The limitation of personal autonomy in Ramingining, the condescending attitude of the police, and the austere silence of the hospital compared to the wild freedom of the untouched forest form an image of two very different worlds colliding. Gulpilil’s performance is a wonder to behold; his extraordinary face is more than adequately able to portray the tragedy of Charlie’s downfall. Yet the film provides lingering moments of joy and laughter; for instance, soulful contemplations of Charlie as a young man performing traditional dances at the Sydney Opera House in front of the Queen. Indeed, the last moments of Charlie’s Country offer an enduring message of hope and reconnection; the most important aspect of this being that Charlie’s unique sense of self remains unbroken and entirely his own.

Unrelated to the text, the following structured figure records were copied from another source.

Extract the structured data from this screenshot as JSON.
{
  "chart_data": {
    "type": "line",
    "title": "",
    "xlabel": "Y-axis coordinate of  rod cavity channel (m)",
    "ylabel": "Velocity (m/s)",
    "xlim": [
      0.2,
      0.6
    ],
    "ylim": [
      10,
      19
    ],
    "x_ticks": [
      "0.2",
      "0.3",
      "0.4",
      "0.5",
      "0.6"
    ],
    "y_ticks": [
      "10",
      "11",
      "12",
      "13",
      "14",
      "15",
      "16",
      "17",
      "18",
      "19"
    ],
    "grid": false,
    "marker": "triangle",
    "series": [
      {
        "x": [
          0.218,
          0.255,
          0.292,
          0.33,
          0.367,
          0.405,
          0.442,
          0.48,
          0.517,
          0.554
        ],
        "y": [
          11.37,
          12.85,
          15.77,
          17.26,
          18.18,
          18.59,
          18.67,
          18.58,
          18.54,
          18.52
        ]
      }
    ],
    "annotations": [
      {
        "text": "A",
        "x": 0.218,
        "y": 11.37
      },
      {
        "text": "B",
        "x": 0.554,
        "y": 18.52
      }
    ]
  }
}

During a fascinating interview with director Rolf de Heer, we touched on many subjects, the first of which was his collaboration with David Gulpilil. He considers him a brother, a friend – and insisted that ‘in this world he cannot think of a more complete actor’, calling him ‘the perfect combination between instinct and intelligence’. Their professional relationship has been fruitful (in that he perceives that they are on the same wavelength) yet difficult (due to cultural clashes): Indigenous Australians find asking direct questions very offensive, for example. Furthermore, the culture of Indigenous Australians focuses primarily on the past and the present; a limited concept of the future thus asks a certain amount of patience of their collaborator. de Heer explained that aspects of Indigenous culture have private meaning, which evidently cannot be revealed to outsiders; there had been times when the director had to respect their wishes, and not divulge their knowledge via his filmic medium. On enquiring about the Indigenous Australian reaction to the film, de Heer first informed me that the community tend to search for what is ‘real’ and ‘in the moment’, which they find more interesting than fiction. Yet, he did state that those in the community who did watch the film enjoyed it (despite distractions of a nearby dogfight and a snake!). As the film is semi-autobiographical, drawing on Gulpilil’s own troubled life, he became angry and emotional on watching the injustices depicted on screen. In regards to this irreconcilable societal imbalance, de Heer explained that it is not something that can or will go away quickly. He expressed hope in the new federal government, which is apparently taking action to better the position of Indigenous peoples in Australian society. In response to my final question, which commented on the notion of ‘living the old way’ (because such nostalgia is a more universal element of the film), he justly stated that it is impossible to continue living that way – it is gone, cultures change, and we have to adapt.